50 Alzo overweldigde David den Filistijn met een slinger en met een steen; en hij versloeg den Filistijn, en doodde hem; doch David had geen zwaard in de hand.
So überwand David den Philister mit der Schleuder und mit dem Stein und schlug ihn und tötete ihn.
51 Daarom liep David, en stond op den Filistijn, en nam zijn zwaard, en hij trok het uit zijn schede, en hij doodde hem, en hij hieuw hem het hoofd daarmede af. Toen de Filistijnen zagen, dat hun geweldigste dood was, zo vluchtten zij.
Und weil David kein Schwert in der Hand hatte, lief er und trat auf den Philister und nahm dessen Schwert und zog es aus der Scheide und tötete ihn und hieb ihm den Kopf ab.
52 Toen maakten zich de mannen van Israel en van Juda op, en juichten, en vervolgden de Filistijnen, tot daar men komt aan de vallei, en tot aan de poorten van Ekron; en de verwonden der Filistijnen vielen op den weg van Saaraim, en tot aan Gath, en tot aan Ekron.
Als aber die Philister sahen, daß ihr Stärkster tot war, flohen sie.
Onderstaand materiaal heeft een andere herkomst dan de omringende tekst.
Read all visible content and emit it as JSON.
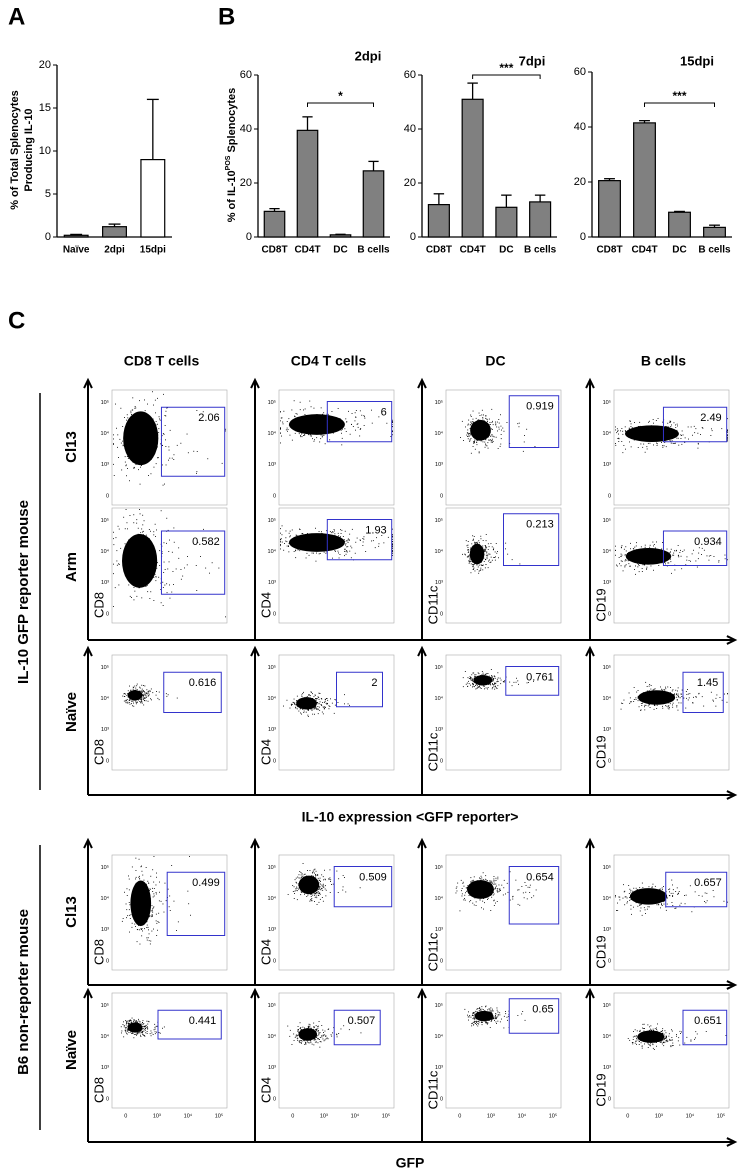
{
  "panels": {
    "a": "A",
    "b": "B",
    "c": "C"
  },
  "chart_data": [
    {
      "type": "bar",
      "ylabel": [
        "% of Total Splenocytes",
        "Producing IL-10"
      ],
      "categories": [
        "Naïve",
        "2dpi",
        "15dpi"
      ],
      "values": [
        0.2,
        1.2,
        9
      ],
      "errors": [
        0.1,
        0.3,
        7
      ],
      "colors": [
        "#808080",
        "#808080",
        "#ffffff"
      ],
      "ylim": [
        0,
        20
      ],
      "yticks": [
        0,
        5,
        10,
        15,
        20
      ]
    },
    {
      "type": "bar",
      "title": "2dpi",
      "ylabel": {
        "text": "% of IL-10",
        "sup": "POS",
        "rest": "Splenocytes"
      },
      "categories": [
        "CD8T",
        "CD4T",
        "DC",
        "B cells"
      ],
      "values": [
        9.5,
        39.5,
        0.8,
        24.5
      ],
      "errors": [
        1,
        5,
        0.2,
        3.5
      ],
      "color": "#808080",
      "ylim": [
        0,
        60
      ],
      "yticks": [
        0,
        20,
        40,
        60
      ],
      "annotation": "*"
    },
    {
      "type": "bar",
      "title": "7dpi",
      "categories": [
        "CD8T",
        "CD4T",
        "DC",
        "B cells"
      ],
      "values": [
        12,
        51,
        11,
        13
      ],
      "errors": [
        4,
        6,
        4.5,
        2.5
      ],
      "color": "#808080",
      "ylim": [
        0,
        60
      ],
      "yticks": [
        0,
        20,
        40,
        60
      ],
      "annotation": "***"
    },
    {
      "type": "bar",
      "title": "15dpi",
      "categories": [
        "CD8T",
        "CD4T",
        "DC",
        "B cells"
      ],
      "values": [
        20.5,
        41.5,
        9,
        3.5
      ],
      "errors": [
        0.7,
        0.8,
        0.3,
        0.8
      ],
      "color": "#808080",
      "ylim": [
        0,
        60
      ],
      "yticks": [
        0,
        20,
        40,
        60
      ],
      "annotation": "***"
    }
  ],
  "flow": {
    "columns": [
      "CD8 T cells",
      "CD4 T cells",
      "DC",
      "B cells"
    ],
    "markers": [
      "CD8",
      "CD4",
      "CD11c",
      "CD19"
    ],
    "ticks": [
      "0",
      "10³",
      "10⁴",
      "10⁵"
    ],
    "groups": [
      {
        "label": "IL-10 GFP reporter mouse",
        "xlabel": "IL-10 expression <GFP reporter>",
        "rows": [
          {
            "name": "Cl13",
            "gates": [
              2.06,
              6,
              0.919,
              2.49
            ]
          },
          {
            "name": "Arm",
            "gates": [
              0.582,
              1.93,
              0.213,
              0.934
            ]
          },
          {
            "name": "Naïve",
            "gates": [
              0.616,
              2,
              0.761,
              1.45
            ]
          }
        ]
      },
      {
        "label": "B6 non-reporter mouse",
        "xlabel": "GFP",
        "rows": [
          {
            "name": "Cl13",
            "gates": [
              0.499,
              0.509,
              0.654,
              0.657
            ]
          },
          {
            "name": "Naïve",
            "gates": [
              0.441,
              0.507,
              0.65,
              0.651
            ]
          }
        ]
      }
    ]
  }
}
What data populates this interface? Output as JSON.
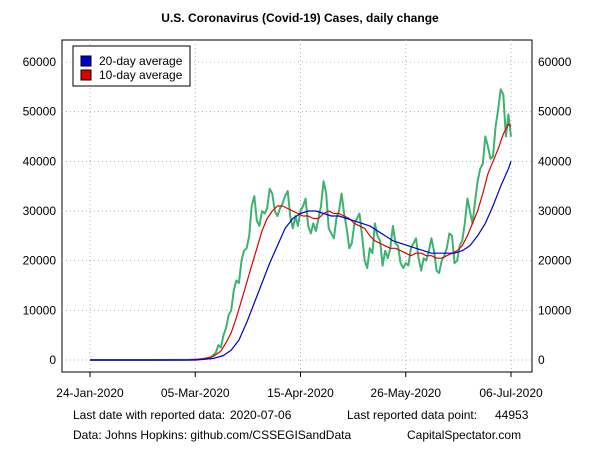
{
  "chart_data": {
    "type": "line",
    "title": "U.S. Coronavirus (Covid-19) Cases, daily change",
    "xlabel": "",
    "ylabel": "",
    "x_start": "2020-01-24",
    "x_end": "2020-07-06",
    "xlim": [
      "2020-01-24",
      "2020-07-06"
    ],
    "x_ticks": [
      {
        "date": "2020-01-24",
        "label": "24-Jan-2020"
      },
      {
        "date": "2020-03-05",
        "label": "05-Mar-2020"
      },
      {
        "date": "2020-04-15",
        "label": "15-Apr-2020"
      },
      {
        "date": "2020-05-26",
        "label": "26-May-2020"
      },
      {
        "date": "2020-07-06",
        "label": "06-Jul-2020"
      }
    ],
    "ylim": [
      0,
      60000
    ],
    "y_ticks": [
      0,
      10000,
      20000,
      30000,
      40000,
      50000,
      60000
    ],
    "grid": true,
    "legend_position": "top-left",
    "legend": [
      {
        "label": "20-day average",
        "color": "#0000cd"
      },
      {
        "label": "10-day average",
        "color": "#e00000"
      }
    ],
    "series": [
      {
        "name": "daily",
        "color": "#3cb371",
        "points": [
          [
            "2020-01-24",
            0
          ],
          [
            "2020-02-15",
            0
          ],
          [
            "2020-02-29",
            20
          ],
          [
            "2020-03-03",
            50
          ],
          [
            "2020-03-06",
            100
          ],
          [
            "2020-03-09",
            300
          ],
          [
            "2020-03-11",
            500
          ],
          [
            "2020-03-13",
            1500
          ],
          [
            "2020-03-14",
            3000
          ],
          [
            "2020-03-15",
            2500
          ],
          [
            "2020-03-16",
            5000
          ],
          [
            "2020-03-17",
            6500
          ],
          [
            "2020-03-18",
            9000
          ],
          [
            "2020-03-19",
            10000
          ],
          [
            "2020-03-20",
            14000
          ],
          [
            "2020-03-21",
            16000
          ],
          [
            "2020-03-22",
            15500
          ],
          [
            "2020-03-23",
            20000
          ],
          [
            "2020-03-24",
            22000
          ],
          [
            "2020-03-25",
            22500
          ],
          [
            "2020-03-26",
            25000
          ],
          [
            "2020-03-27",
            31000
          ],
          [
            "2020-03-28",
            33000
          ],
          [
            "2020-03-29",
            28000
          ],
          [
            "2020-03-30",
            27000
          ],
          [
            "2020-03-31",
            30000
          ],
          [
            "2020-04-01",
            29500
          ],
          [
            "2020-04-02",
            30500
          ],
          [
            "2020-04-03",
            34500
          ],
          [
            "2020-04-04",
            33500
          ],
          [
            "2020-04-05",
            30000
          ],
          [
            "2020-04-06",
            29000
          ],
          [
            "2020-04-07",
            30500
          ],
          [
            "2020-04-08",
            31500
          ],
          [
            "2020-04-09",
            33000
          ],
          [
            "2020-04-10",
            34000
          ],
          [
            "2020-04-11",
            29000
          ],
          [
            "2020-04-12",
            26500
          ],
          [
            "2020-04-13",
            29000
          ],
          [
            "2020-04-14",
            27000
          ],
          [
            "2020-04-15",
            30000
          ],
          [
            "2020-04-16",
            31000
          ],
          [
            "2020-04-17",
            32500
          ],
          [
            "2020-04-18",
            27000
          ],
          [
            "2020-04-19",
            25500
          ],
          [
            "2020-04-20",
            27500
          ],
          [
            "2020-04-21",
            26000
          ],
          [
            "2020-04-22",
            28500
          ],
          [
            "2020-04-23",
            31000
          ],
          [
            "2020-04-24",
            36000
          ],
          [
            "2020-04-25",
            33500
          ],
          [
            "2020-04-26",
            26500
          ],
          [
            "2020-04-27",
            25500
          ],
          [
            "2020-04-28",
            24500
          ],
          [
            "2020-04-29",
            28500
          ],
          [
            "2020-04-30",
            30000
          ],
          [
            "2020-05-01",
            33500
          ],
          [
            "2020-05-02",
            29500
          ],
          [
            "2020-05-03",
            26500
          ],
          [
            "2020-05-04",
            22500
          ],
          [
            "2020-05-05",
            23500
          ],
          [
            "2020-05-06",
            27500
          ],
          [
            "2020-05-07",
            28500
          ],
          [
            "2020-05-08",
            29500
          ],
          [
            "2020-05-09",
            25000
          ],
          [
            "2020-05-10",
            20000
          ],
          [
            "2020-05-11",
            18500
          ],
          [
            "2020-05-12",
            22500
          ],
          [
            "2020-05-13",
            21500
          ],
          [
            "2020-05-14",
            27500
          ],
          [
            "2020-05-15",
            25000
          ],
          [
            "2020-05-16",
            24000
          ],
          [
            "2020-05-17",
            19000
          ],
          [
            "2020-05-18",
            22000
          ],
          [
            "2020-05-19",
            20500
          ],
          [
            "2020-05-20",
            22500
          ],
          [
            "2020-05-21",
            27000
          ],
          [
            "2020-05-22",
            23500
          ],
          [
            "2020-05-23",
            23000
          ],
          [
            "2020-05-24",
            19500
          ],
          [
            "2020-05-25",
            18500
          ],
          [
            "2020-05-26",
            19500
          ],
          [
            "2020-05-27",
            19000
          ],
          [
            "2020-05-28",
            22500
          ],
          [
            "2020-05-29",
            23500
          ],
          [
            "2020-05-30",
            24500
          ],
          [
            "2020-05-31",
            20500
          ],
          [
            "2020-06-01",
            18000
          ],
          [
            "2020-06-02",
            20500
          ],
          [
            "2020-06-03",
            20000
          ],
          [
            "2020-06-04",
            22000
          ],
          [
            "2020-06-05",
            24500
          ],
          [
            "2020-06-06",
            22000
          ],
          [
            "2020-06-07",
            18000
          ],
          [
            "2020-06-08",
            17500
          ],
          [
            "2020-06-09",
            20000
          ],
          [
            "2020-06-10",
            21000
          ],
          [
            "2020-06-11",
            22500
          ],
          [
            "2020-06-12",
            25500
          ],
          [
            "2020-06-13",
            25000
          ],
          [
            "2020-06-14",
            19500
          ],
          [
            "2020-06-15",
            20000
          ],
          [
            "2020-06-16",
            23000
          ],
          [
            "2020-06-17",
            24000
          ],
          [
            "2020-06-18",
            27500
          ],
          [
            "2020-06-19",
            32500
          ],
          [
            "2020-06-20",
            30000
          ],
          [
            "2020-06-21",
            27500
          ],
          [
            "2020-06-22",
            32000
          ],
          [
            "2020-06-23",
            36000
          ],
          [
            "2020-06-24",
            38500
          ],
          [
            "2020-06-25",
            39500
          ],
          [
            "2020-06-26",
            45000
          ],
          [
            "2020-06-27",
            43000
          ],
          [
            "2020-06-28",
            40500
          ],
          [
            "2020-06-29",
            41000
          ],
          [
            "2020-06-30",
            47000
          ],
          [
            "2020-07-01",
            50500
          ],
          [
            "2020-07-02",
            54500
          ],
          [
            "2020-07-03",
            53500
          ],
          [
            "2020-07-04",
            45000
          ],
          [
            "2020-07-05",
            49500
          ],
          [
            "2020-07-06",
            44953
          ]
        ]
      },
      {
        "name": "10-day average",
        "color": "#e00000",
        "points": [
          [
            "2020-01-24",
            0
          ],
          [
            "2020-03-01",
            0
          ],
          [
            "2020-03-08",
            200
          ],
          [
            "2020-03-12",
            700
          ],
          [
            "2020-03-15",
            1800
          ],
          [
            "2020-03-17",
            3500
          ],
          [
            "2020-03-19",
            5500
          ],
          [
            "2020-03-21",
            8500
          ],
          [
            "2020-03-23",
            12000
          ],
          [
            "2020-03-25",
            15500
          ],
          [
            "2020-03-27",
            19000
          ],
          [
            "2020-03-29",
            22500
          ],
          [
            "2020-03-31",
            26000
          ],
          [
            "2020-04-02",
            28500
          ],
          [
            "2020-04-04",
            30000
          ],
          [
            "2020-04-06",
            31000
          ],
          [
            "2020-04-08",
            31000
          ],
          [
            "2020-04-10",
            30500
          ],
          [
            "2020-04-12",
            30000
          ],
          [
            "2020-04-14",
            29500
          ],
          [
            "2020-04-16",
            29000
          ],
          [
            "2020-04-18",
            29000
          ],
          [
            "2020-04-20",
            28500
          ],
          [
            "2020-04-22",
            28500
          ],
          [
            "2020-04-24",
            29500
          ],
          [
            "2020-04-26",
            30000
          ],
          [
            "2020-04-28",
            29500
          ],
          [
            "2020-04-30",
            29500
          ],
          [
            "2020-05-02",
            29000
          ],
          [
            "2020-05-04",
            28500
          ],
          [
            "2020-05-06",
            27500
          ],
          [
            "2020-05-08",
            27000
          ],
          [
            "2020-05-10",
            26500
          ],
          [
            "2020-05-12",
            25000
          ],
          [
            "2020-05-14",
            24000
          ],
          [
            "2020-05-16",
            23500
          ],
          [
            "2020-05-18",
            23000
          ],
          [
            "2020-05-20",
            22500
          ],
          [
            "2020-05-22",
            22500
          ],
          [
            "2020-05-24",
            22000
          ],
          [
            "2020-05-26",
            21500
          ],
          [
            "2020-05-28",
            21000
          ],
          [
            "2020-05-30",
            21500
          ],
          [
            "2020-06-01",
            21500
          ],
          [
            "2020-06-03",
            21000
          ],
          [
            "2020-06-05",
            21000
          ],
          [
            "2020-06-07",
            20500
          ],
          [
            "2020-06-09",
            20500
          ],
          [
            "2020-06-11",
            21000
          ],
          [
            "2020-06-13",
            21500
          ],
          [
            "2020-06-15",
            22000
          ],
          [
            "2020-06-17",
            23000
          ],
          [
            "2020-06-19",
            25000
          ],
          [
            "2020-06-21",
            27500
          ],
          [
            "2020-06-23",
            30000
          ],
          [
            "2020-06-25",
            33500
          ],
          [
            "2020-06-27",
            37500
          ],
          [
            "2020-06-29",
            40000
          ],
          [
            "2020-07-01",
            42500
          ],
          [
            "2020-07-03",
            45500
          ],
          [
            "2020-07-05",
            47500
          ],
          [
            "2020-07-06",
            47000
          ]
        ]
      },
      {
        "name": "20-day average",
        "color": "#0000cd",
        "points": [
          [
            "2020-01-24",
            0
          ],
          [
            "2020-03-05",
            0
          ],
          [
            "2020-03-12",
            300
          ],
          [
            "2020-03-16",
            900
          ],
          [
            "2020-03-19",
            2000
          ],
          [
            "2020-03-22",
            4000
          ],
          [
            "2020-03-25",
            7500
          ],
          [
            "2020-03-28",
            11500
          ],
          [
            "2020-03-31",
            15500
          ],
          [
            "2020-04-03",
            19500
          ],
          [
            "2020-04-06",
            23000
          ],
          [
            "2020-04-09",
            26500
          ],
          [
            "2020-04-12",
            28500
          ],
          [
            "2020-04-15",
            29500
          ],
          [
            "2020-04-18",
            30000
          ],
          [
            "2020-04-21",
            30000
          ],
          [
            "2020-04-24",
            29500
          ],
          [
            "2020-04-27",
            29000
          ],
          [
            "2020-04-30",
            29000
          ],
          [
            "2020-05-03",
            28500
          ],
          [
            "2020-05-06",
            28000
          ],
          [
            "2020-05-09",
            27500
          ],
          [
            "2020-05-12",
            27000
          ],
          [
            "2020-05-15",
            26000
          ],
          [
            "2020-05-18",
            25000
          ],
          [
            "2020-05-21",
            24000
          ],
          [
            "2020-05-24",
            23500
          ],
          [
            "2020-05-27",
            23000
          ],
          [
            "2020-05-30",
            22500
          ],
          [
            "2020-06-02",
            22000
          ],
          [
            "2020-06-05",
            21500
          ],
          [
            "2020-06-08",
            21500
          ],
          [
            "2020-06-11",
            21500
          ],
          [
            "2020-06-14",
            21500
          ],
          [
            "2020-06-17",
            22000
          ],
          [
            "2020-06-20",
            23000
          ],
          [
            "2020-06-23",
            25000
          ],
          [
            "2020-06-26",
            27500
          ],
          [
            "2020-06-29",
            31000
          ],
          [
            "2020-07-02",
            35000
          ],
          [
            "2020-07-05",
            38500
          ],
          [
            "2020-07-06",
            40000
          ]
        ]
      }
    ]
  },
  "footer": {
    "last_date_label": "Last date with reported data:",
    "last_date_value": "2020-07-06",
    "last_point_label": "Last reported data point:",
    "last_point_value": "44953",
    "source": "Data: Johns Hopkins: github.com/CSSEGISandData",
    "brand": "CapitalSpectator.com"
  }
}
Und die Männer von Israel und Juda machten sich auf und erhoben ein Kriegsgeschrei und jagten den Philistern nach, bis man in die Ebene kommt und bis zu den Toren Ekrons. Und die erschlagenen Philister lagen auf dem Wege von Saaraim bis gen Gat und bis gen Ekron.
53 Daarna keerden de kinderen Israels om, van het hittig najagen der Filistijnen, en zij beroofden hun legers.
Und die Kinder Israel kehrten von der Verfolgung der Philister zurück und plünderten ihr Lager.
54 Daarna nam David het hoofd van den Filistijn, en bracht het naar Jeruzalem; maar zijn wapenen leide hij in zijn tent.
David aber nahm des Philisters Kopf und brachte ihn nach Jerusalem; seine Waffen aber legte er in sein Zelt.
55 Toen Saul David zag uitgaan den Filistijn tegemoet, zeide hij tot Abner, den krijgsoverste: Wiens zoon is deze jongeling, Abner? En Abner zeide: Zo waarachtig als uw ziel leeft, o koning! ik weet het niet.
Als aber Saul sah, wie David wider den Philister auszog, sprach er zu Abner, seinem Feldhauptmann: Abner, wessen Sohn ist der Jüngling? Abner aber sprach: So wahr deine Seele lebt, o König, ich weiß es nicht!
56 De koning nu zeide: Vraag gij het, wiens zoon deze jongeling is.
Der König sprach: So erfrage doch, wessen Sohn dieser Jüngling sei!
57 Als David wederkeerde van het slaan des Filistijns, zo nam hem Abner, en hij bracht hem voor het aangezicht van Saul, en het hoofd van den Filistijn was in zijn hand.
Als nun David nach der Erlegung des Philisters zurückkehrte, nahm ihn Abner und brachte ihn vor Saul, und er hatte des Philisters Haupt in seiner Hand.
58 En Saul zeide tot hem: Wiens zoon zijt gij, jongeling? En David zeide: Ik ben een zoon van uw knecht Isai, den Bethlehemiet.
Und Saul sprach zu ihm: Knabe, wessen Sohn bist du? David sprach: Ich bin ein Sohn deines Knechtes Isai, des Bethlehemiten.